I wanted to add to the very useful section of the article on thuggish violence by Stalinist currents today and their predecessors. The article cites the Maoist Communist Workers Party’s ultraleft and provocative “Death to the Klan” rally in November 1979 in Greensboro, North Carolina, during which five of its members were killed and others wounded by armed Klan and Nazi thugs. That provocation “did real damage to both the fights for Black liberation and defense of constitutional protections,” the article says.
At the time I was a member of the Piedmont branch of the SWP in nearby Winston-Salem and, like many workers in the region, felt those destructive effects on the class struggle.
The CWP’s course deeply damaged a broad union-organizing effort among textile and other workers in the region that developed following the historic victory of the United Steelworkers union-organizing drive and strike by 17,500 shipyard workers in Newport News, Virginia.
Textile mills in North Carolina employed over 250,000 workers. The Communist Workers Party had implanted its members in several. Called the Workers Viewpoint Organization until two weeks before the Greensboro rally, they sought to win support by using their education as doctors and professors to offer medical care to workers while promoting their organization.
They vilified and sought to decertify the existing Amalgamated Clothing and Textile Workers Union and to form independent unions under their own control.

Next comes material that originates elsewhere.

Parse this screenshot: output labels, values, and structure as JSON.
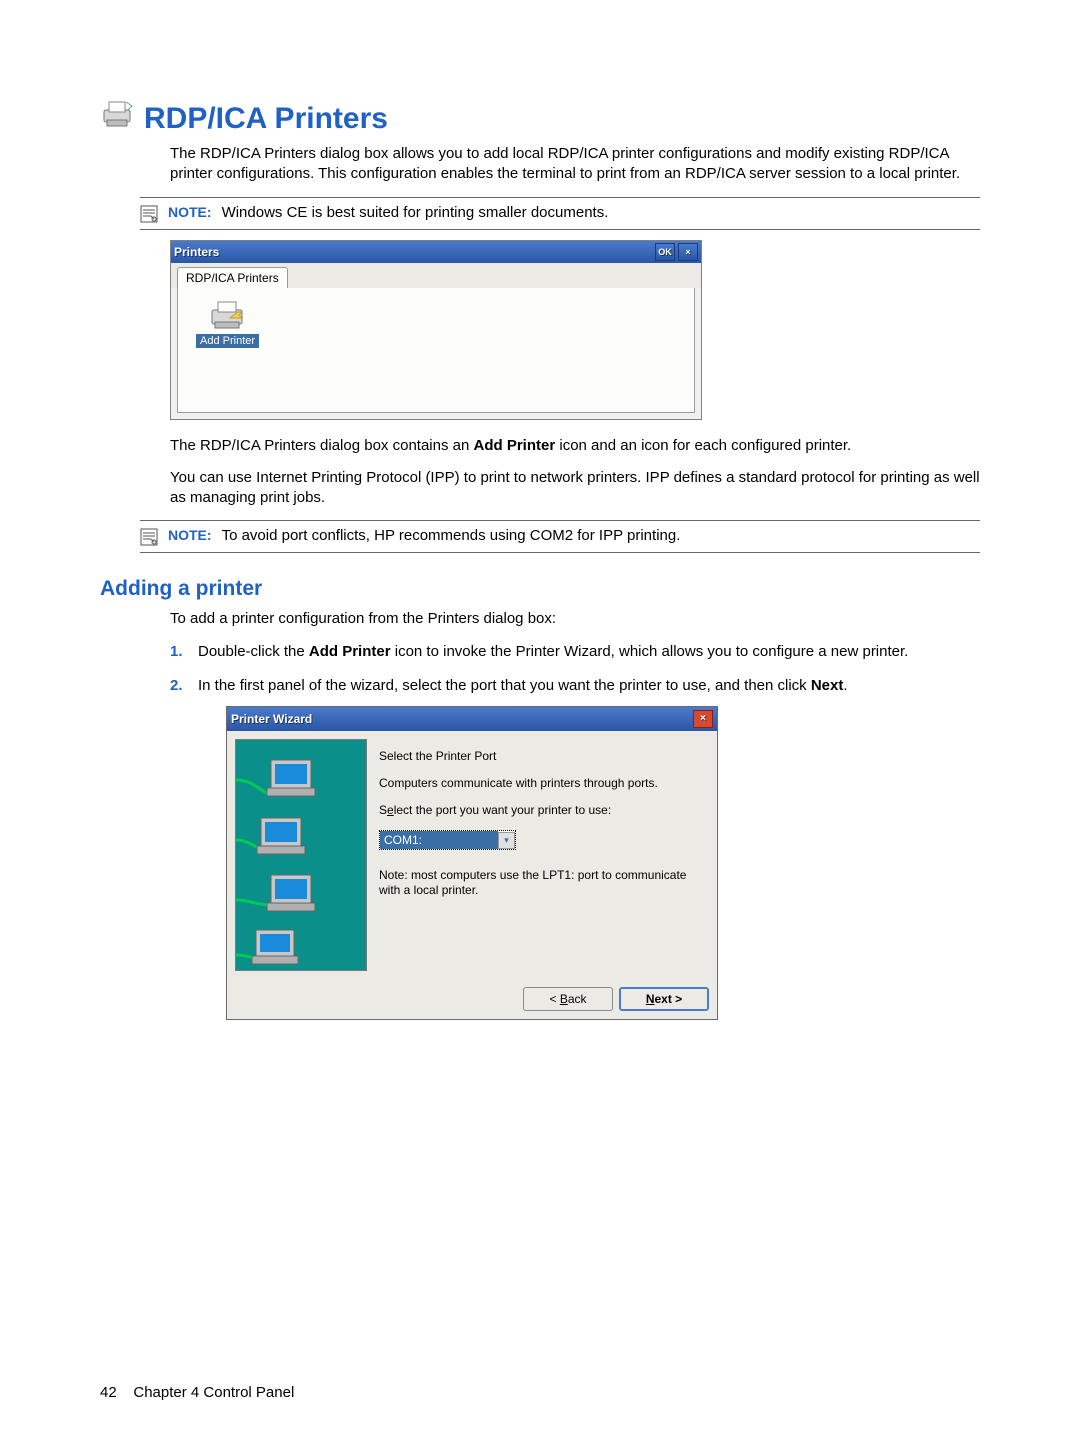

They even more clearly showed their true colors, methods and aims with armed anti-Klan actions in the state. The Greensboro rally of 100 people was organized in the largely African American Morningside housing project. Some CWP members were armed. When the Klan caravan arrived, the protesters kicked their cars and hit them with signs. It’s not known who fired the first shot.
During the rightists’ rampage, which police and FBI agents knew was coming, up to 40 racist and anti-working-class Klansmen and Nazis calmly shot up the crowd and fired into the project for almost two minutes. The police, who had followed the Klan caravan into the city, had disappeared. Four of the five CWP members killed had worked in the textile mills.
The provocative anti-Klan rally and its inevitable bloody results had a chilling effect on workers in the state seeking to mobilize for union recognition, leading to the decline of the unionization drive. It also led to rightist and Klan death threats against SWP members in the nearby union-organized factory where I was working.